Saturday 19 October 2019

marketing week - re brand of mascots

marketing week.com

Despite the refreshed image, the brand has retained its well-known Captain Birds Eye character on packaging, albeit with an updated design. Chantry explains that the high recognition scores and consumer affection for the character compelled the company to keep him. This was also the experience of cooking sauce brand Homepride, which relaunched its 50-year-old brand character Fred in a new TV campaign on 21 September (main image, top).
Helen Warren-Piper, savoury director at Premier Foods, Homepride’s parent company, says her team initially toyed with the idea of ditching Fred as part of its relaunch but it was met with strong opposition in focus groups. “The reaction from women when we showed them the new creative was ‘where’s Fred?’” she says.

The popularity of brand characters such as the Churchill insurance dog or the meerkats that promote Comparethemarket.com show the value of easily identifiable brand icons. Insurance brand Columbus Direct elected to retain its own dog character when it redesigned earlier this year.

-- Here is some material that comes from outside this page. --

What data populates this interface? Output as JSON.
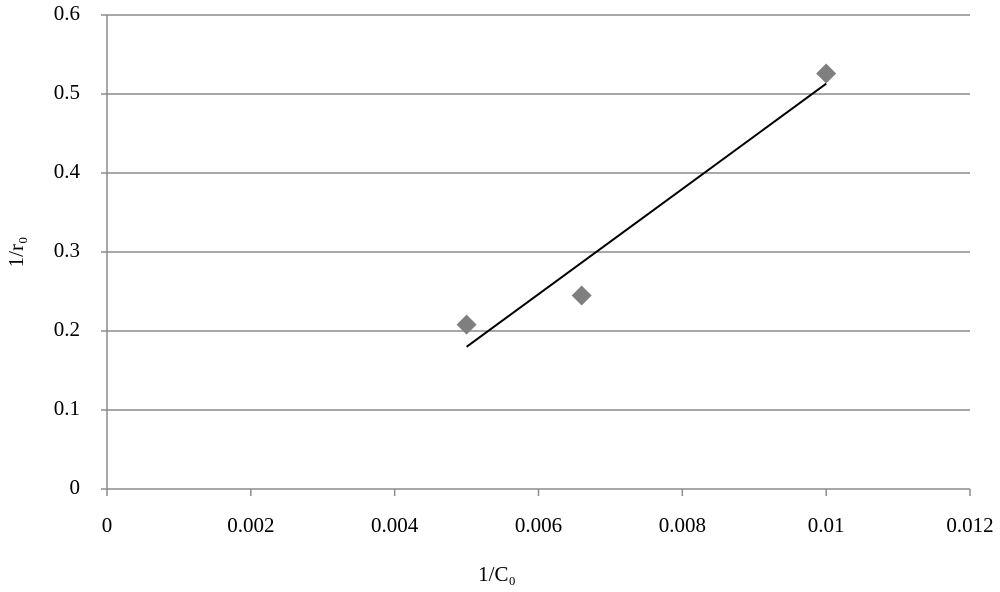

“Like the meerkats, Columbus is a memory icon,” says managing director Greg Lawson. “The growth of content marketing as a discipline demands the creation of brand personality, and that’s what we have tried to bring together.”
The company is expanding its offer from travel insurance to other areas such as home and breakdown cover. To reflect this, the company has refreshed its image by turning its 2D Columbus the dog into a CGI creation that will feature in TV advertising due to launch in November.
“We are looking at unprompted awareness and the extent to which people trust the brand,” he says.